The Haunted Screen: A Novella
- By J.M. Tyree
- A Strange Object
- 174 pp.
- Reviewed by John P. Loonam
- October 9, 2024
A frustrated writer is being tailed by a spectral woman. Or is he?

Life is not like the movies and, in particular, not like the movies of Alfred Hitchcock. However, if you’re a film scholar unable to finish your study of Hitchcock’s “Vertigo,” and you follow your very successful, attractive wife to Hitchcock’s native Germany, and you’re tailed by either your ex-lover or her ghost, and you’re rattled by a child’s crying in your childless apartment complex, it may begin to seem that life is like a Hitchcock movie.
This is the unfortunate situation the unnamed narrator of J.M. Tyree’s new novella, The Haunted Screen, finds himself in. His wife Rebecca’s summer class on Caribbean postcolonial literature is an immediate hit at the German university where she’s spending her summer. This makes the narrator’s failure to do his own writing all the more stark. That failure isn’t simple writer’s block; he’s known all along that his much-anticipated treatise on the making of “Vertigo” is a fraud.
His former film professor, Amy, pushed him into the project (and secured the publisher and the advance) because they were lovers, not because he had anything to say about Hitchcock. His plan for the book quickly got entangled with her writing — an attempt to prove that the great German silent film director F.W. Murnau had uncovered a bridge between the living and the dead, and that “a dark shape in the forests” in his masterpiece, “Nosferatu,” was actually visual evidence of these undead.
Amy was the narrator’s intellectual and sexual mentor. He seems lost without her. Though he reveres his wife, Amy is the erotic phantom that haunts him. Now in Germany — the land of both fictional horror and horrific history — Rebecca is becoming increasingly independent, and the narrator can’t stop thinking about Amy. She did her own graduate work at the German university, and everything reminds him of her.
Perhaps Amy’s haunting isn’t just cerebral and erotic. In addition to the sound of the crying baby in his child-free apartment, Amy-like graffiti surfaces on one of the narrator’s walks. Then, a manuscript purportedly written by the narrator (but in tortured prose he recognizes as hers) is delivered to him. Finally, Amy, or her spirit double, appears at his window in the middle of the night. All of this combines with a darkness he feels in the neighborhood, “a sensation of being watched or followed.”
What if that breakthrough to the land of the dead that Murnau supposedly filmed was real? What if Amy is both safely back in San Francisco and prowling these woods?

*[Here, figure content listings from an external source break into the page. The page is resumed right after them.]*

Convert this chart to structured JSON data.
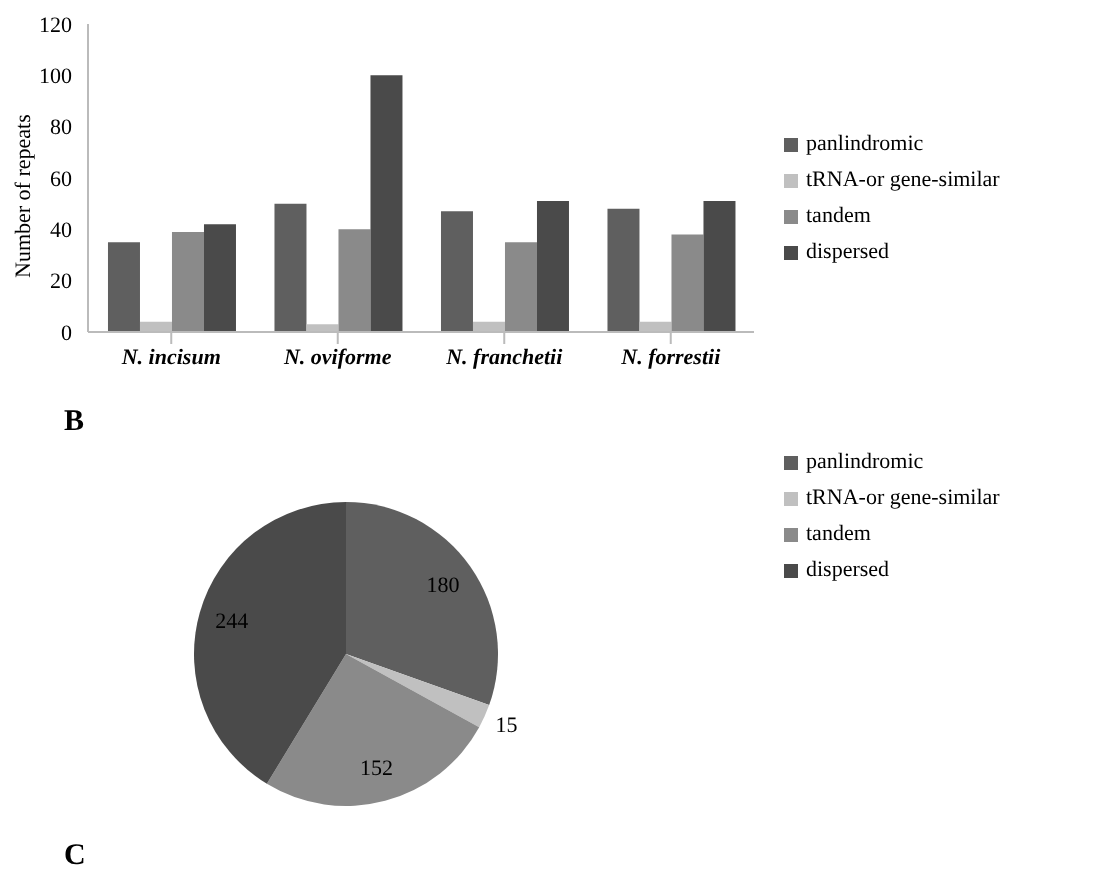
{
  "chart_data": [
    {
      "type": "bar",
      "ylabel": "Number of repeats",
      "categories": [
        "N. incisum",
        "N. oviforme",
        "N. franchetii",
        "N. forrestii"
      ],
      "ylim": [
        0,
        120
      ],
      "yticks": [
        0,
        20,
        40,
        60,
        80,
        100,
        120
      ],
      "grid": false,
      "legend": "right",
      "annotations": [
        "B"
      ],
      "series": [
        {
          "name": "panlindromic",
          "color": "#5f5f5f",
          "values": [
            35,
            50,
            47,
            48
          ]
        },
        {
          "name": "tRNA-or gene-similar",
          "color": "#c0c0c0",
          "values": [
            4,
            3,
            4,
            4
          ]
        },
        {
          "name": "tandem",
          "color": "#8a8a8a",
          "values": [
            39,
            40,
            35,
            38
          ]
        },
        {
          "name": "dispersed",
          "color": "#4a4a4a",
          "values": [
            42,
            100,
            51,
            51
          ]
        }
      ]
    },
    {
      "type": "pie",
      "categories": [
        "panlindromic",
        "tRNA-or gene-similar",
        "tandem",
        "dispersed"
      ],
      "values": [
        180,
        15,
        152,
        244
      ],
      "colors": [
        "#5f5f5f",
        "#c0c0c0",
        "#8a8a8a",
        "#4a4a4a"
      ],
      "data_labels": true,
      "legend": "top right",
      "annotations": [
        "C"
      ]
    }
  ]
}
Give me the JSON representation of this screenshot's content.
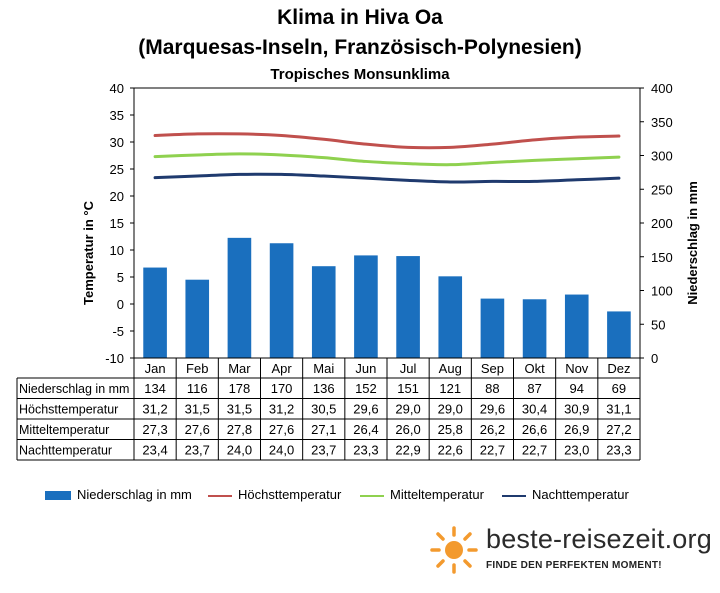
{
  "header": {
    "title": "Klima in Hiva Oa",
    "subtitle": "(Marquesas-Inseln, Französisch-Polynesien)",
    "climate": "Tropisches Monsunklima"
  },
  "chart_data": {
    "type": "bar",
    "categories": [
      "Jan",
      "Feb",
      "Mar",
      "Apr",
      "Mai",
      "Jun",
      "Jul",
      "Aug",
      "Sep",
      "Okt",
      "Nov",
      "Dez"
    ],
    "ylabel_left": "Temperatur in °C",
    "ylabel_right": "Niederschlag in mm",
    "ylim_left": [
      -10,
      40
    ],
    "ylim_right": [
      0,
      400
    ],
    "yticks_left": [
      40,
      35,
      30,
      25,
      20,
      15,
      10,
      5,
      0,
      -5,
      -10
    ],
    "yticks_right": [
      400,
      350,
      300,
      250,
      200,
      150,
      100,
      50,
      0
    ],
    "grid": false,
    "legend_position": "bottom",
    "series": [
      {
        "name": "Niederschlag in mm",
        "kind": "bar",
        "axis": "right",
        "color": "#1a6fbe",
        "values": [
          134,
          116,
          178,
          170,
          136,
          152,
          151,
          121,
          88,
          87,
          94,
          69
        ]
      },
      {
        "name": "Höchsttemperatur",
        "kind": "line",
        "axis": "left",
        "color": "#c0504d",
        "values": [
          31.2,
          31.5,
          31.5,
          31.2,
          30.5,
          29.6,
          29.0,
          29.0,
          29.6,
          30.4,
          30.9,
          31.1
        ]
      },
      {
        "name": "Mitteltemperatur",
        "kind": "line",
        "axis": "left",
        "color": "#8fd14f",
        "values": [
          27.3,
          27.6,
          27.8,
          27.6,
          27.1,
          26.4,
          26.0,
          25.8,
          26.2,
          26.6,
          26.9,
          27.2
        ]
      },
      {
        "name": "Nachttemperatur",
        "kind": "line",
        "axis": "left",
        "color": "#1f3a6e",
        "values": [
          23.4,
          23.7,
          24.0,
          24.0,
          23.7,
          23.3,
          22.9,
          22.6,
          22.7,
          22.7,
          23.0,
          23.3
        ]
      }
    ],
    "table": {
      "rows": [
        {
          "label": "Niederschlag in mm",
          "values": [
            "134",
            "116",
            "178",
            "170",
            "136",
            "152",
            "151",
            "121",
            "88",
            "87",
            "94",
            "69"
          ]
        },
        {
          "label": "Höchsttemperatur",
          "values": [
            "31,2",
            "31,5",
            "31,5",
            "31,2",
            "30,5",
            "29,6",
            "29,0",
            "29,0",
            "29,6",
            "30,4",
            "30,9",
            "31,1"
          ]
        },
        {
          "label": "Mitteltemperatur",
          "values": [
            "27,3",
            "27,6",
            "27,8",
            "27,6",
            "27,1",
            "26,4",
            "26,0",
            "25,8",
            "26,2",
            "26,6",
            "26,9",
            "27,2"
          ]
        },
        {
          "label": "Nachttemperatur",
          "values": [
            "23,4",
            "23,7",
            "24,0",
            "24,0",
            "23,7",
            "23,3",
            "22,9",
            "22,6",
            "22,7",
            "22,7",
            "23,0",
            "23,3"
          ]
        }
      ]
    }
  },
  "legend": {
    "items": [
      "Niederschlag in mm",
      "Höchsttemperatur",
      "Mitteltemperatur",
      "Nachttemperatur"
    ]
  },
  "logo": {
    "name": "beste-reisezeit.org",
    "tagline": "FINDE DEN PERFEKTEN MOMENT!",
    "icon": "sun-icon",
    "color": "#f39a2e"
  }
}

Tyree’s prose is accomplished as he weaves in movie and literary references amid his narrator’s constant awareness of the neighborhood’s Nazi past. Despite (or maybe because of) the constant darkness, the novella is never far from humor parodying both film and literature. There is, for instance, a fun motif in which serious conversations — first with a psychiatrist, later with a police detective — turn into discussions of German grammar.

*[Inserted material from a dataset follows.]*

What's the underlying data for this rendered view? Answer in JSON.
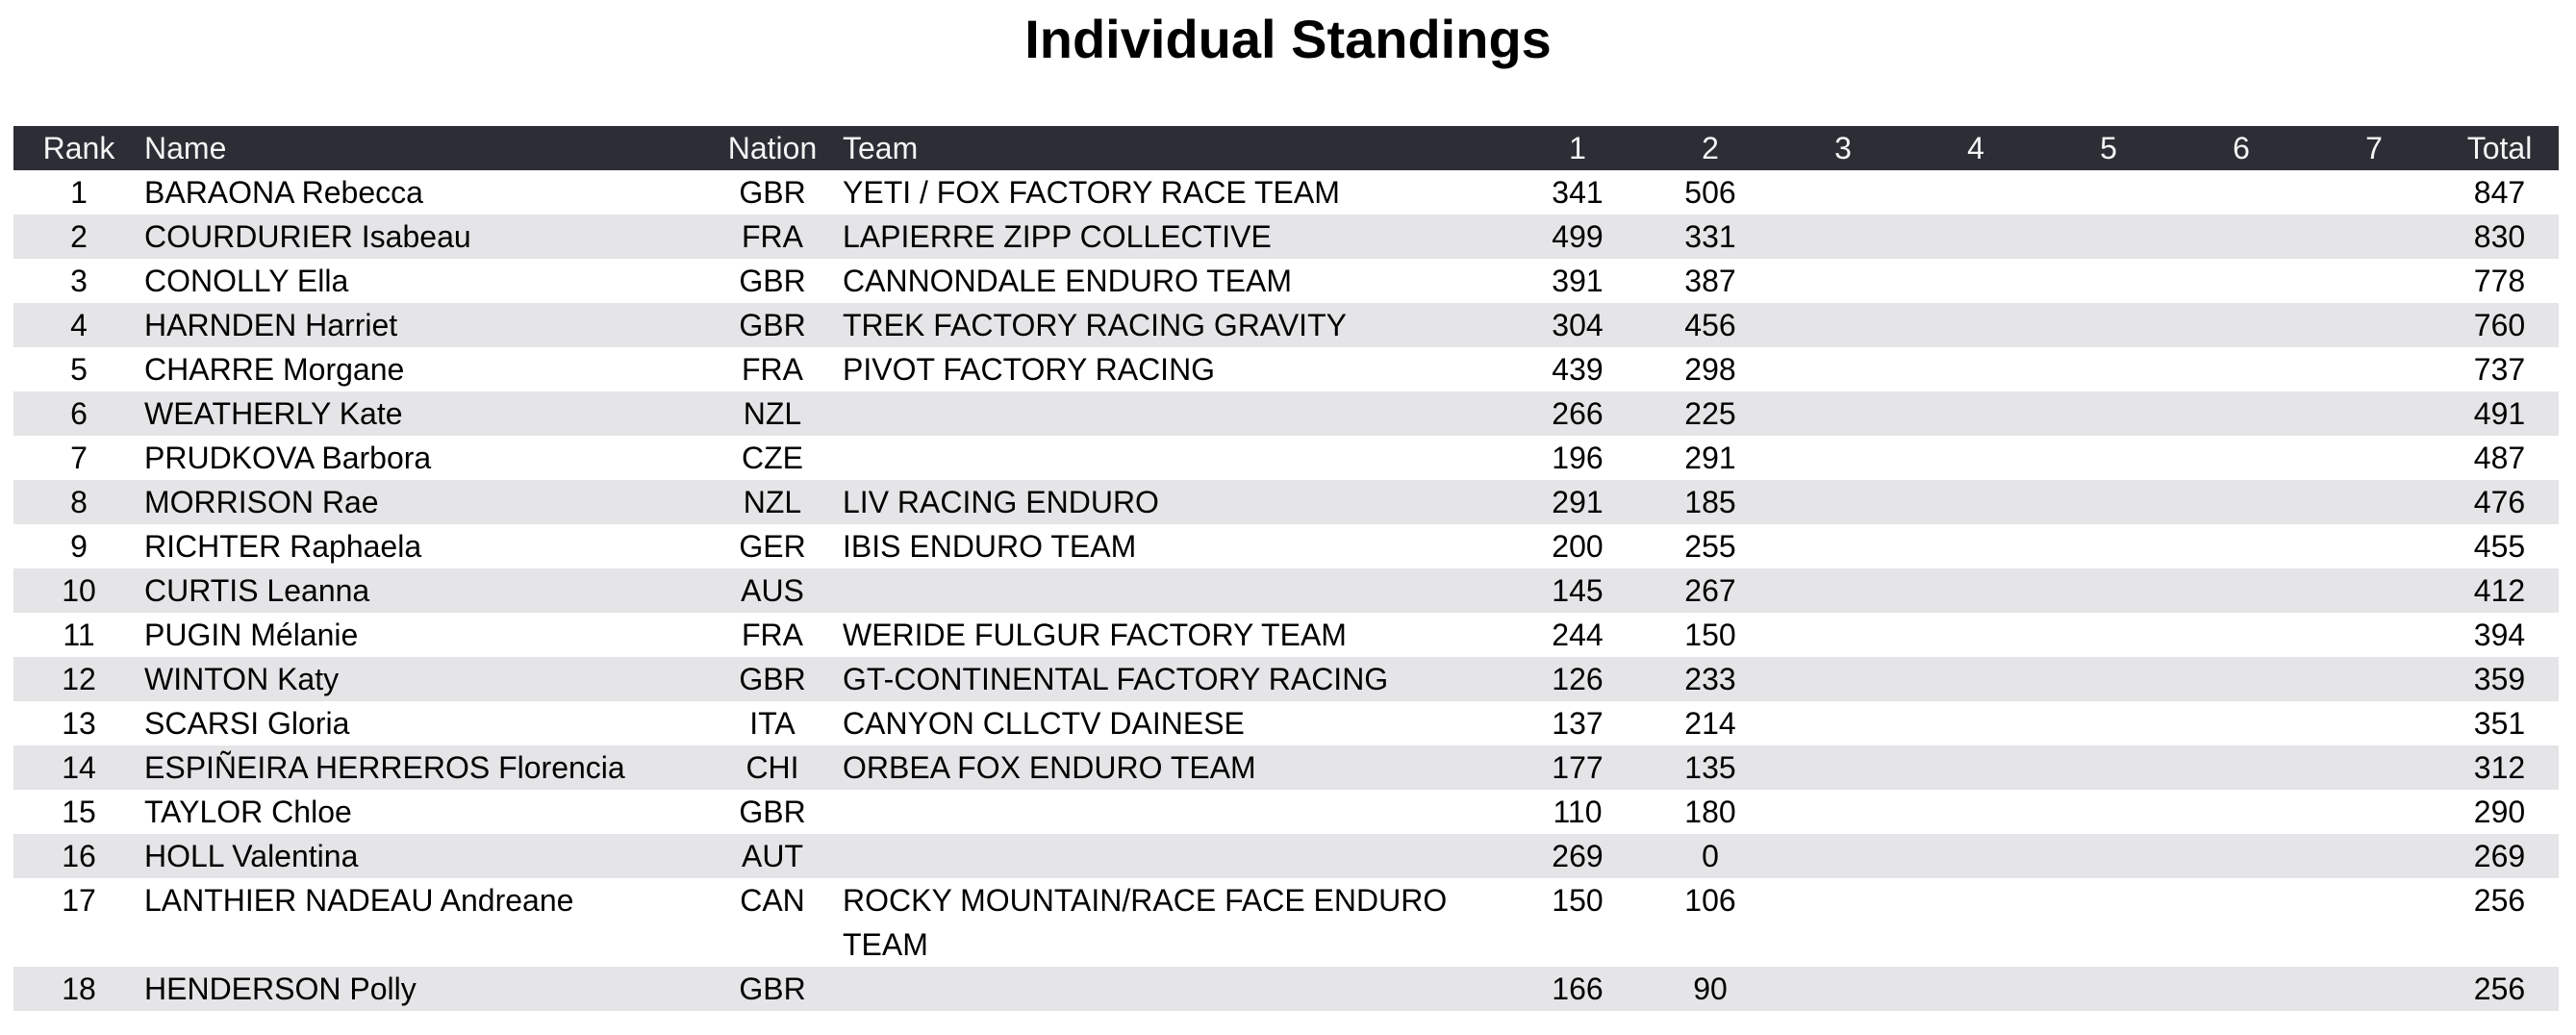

But there’s a lot of wandering in the woods, too. Left alone each day as Rebecca goes off to be appreciated, the narrator takes long walks in the forest, using the circuitous trails to avoid thinking about his book and to instead ponder the mysterious forces bedeviling him. There’s some action when he begins to think he sees Amy, her close-cropped green hair being a dead giveaway, but even when the presence seems most real and threatening, our hero’s reaction is to take another walk and think it over.

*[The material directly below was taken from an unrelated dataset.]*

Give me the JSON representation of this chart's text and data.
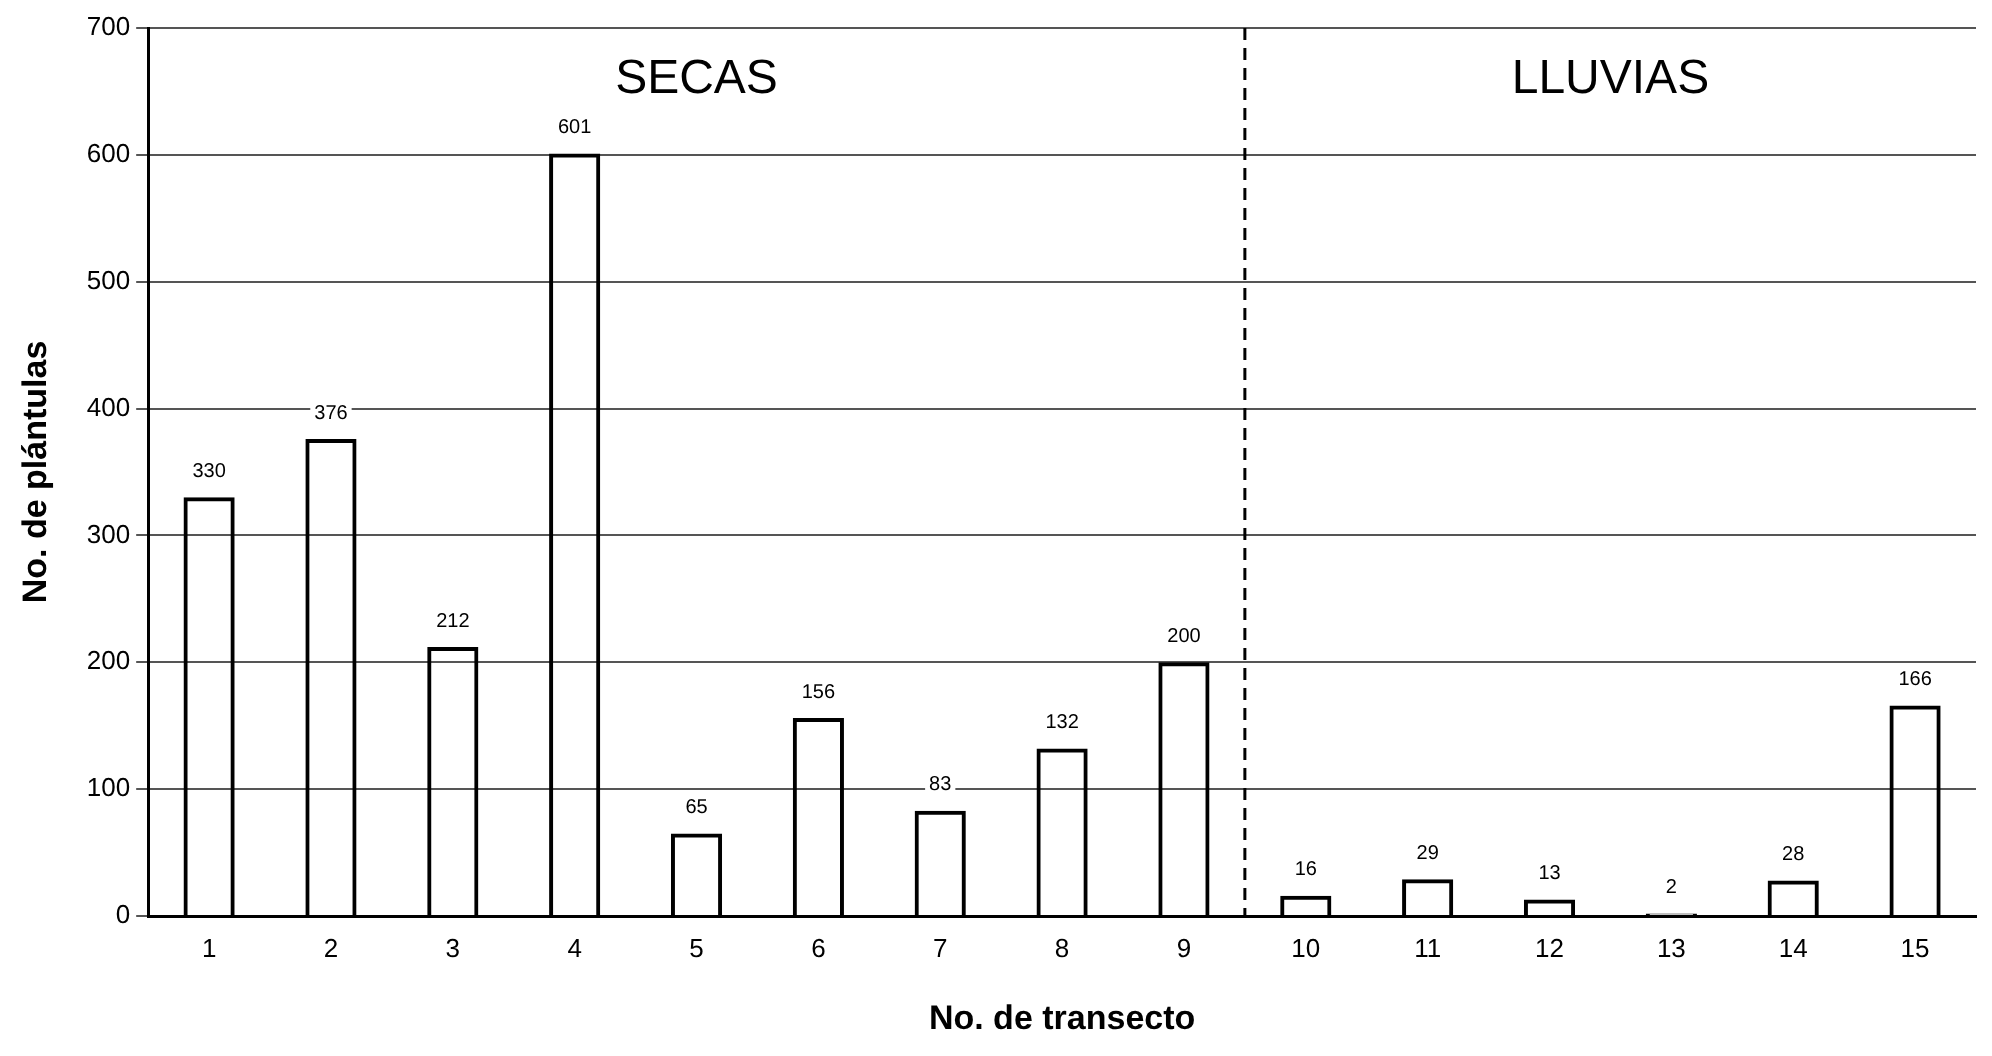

I enjoyed these walks, as often the narrator’s consciousness moves along interesting convolutions. And I suspect readers more familiar with Hitchcock and German expressionism might pick up on many of the allusions I no doubt missed. As a mystery, The Haunted Screen stops short of compelling, but its prose and the narrator’s tormented consciousness provide pleasure even in the absence of anything otherworldly.
John P. Loonam has a Ph.D. in American literature from the City University of New York and taught English in New York City public schools for over 35 years. He has published fiction in various journals and anthologies, and his short plays have been featured by the Mottola Theater Project several times. He is married and the father of two sons; the four have lived in Brooklyn since before it was cool. His first novel, Music the World Makes, will be published by Frayed Edge Press in 2025, while a collection of his short stories, The Price of Their Toys, is forthcoming from Cornerstone Press.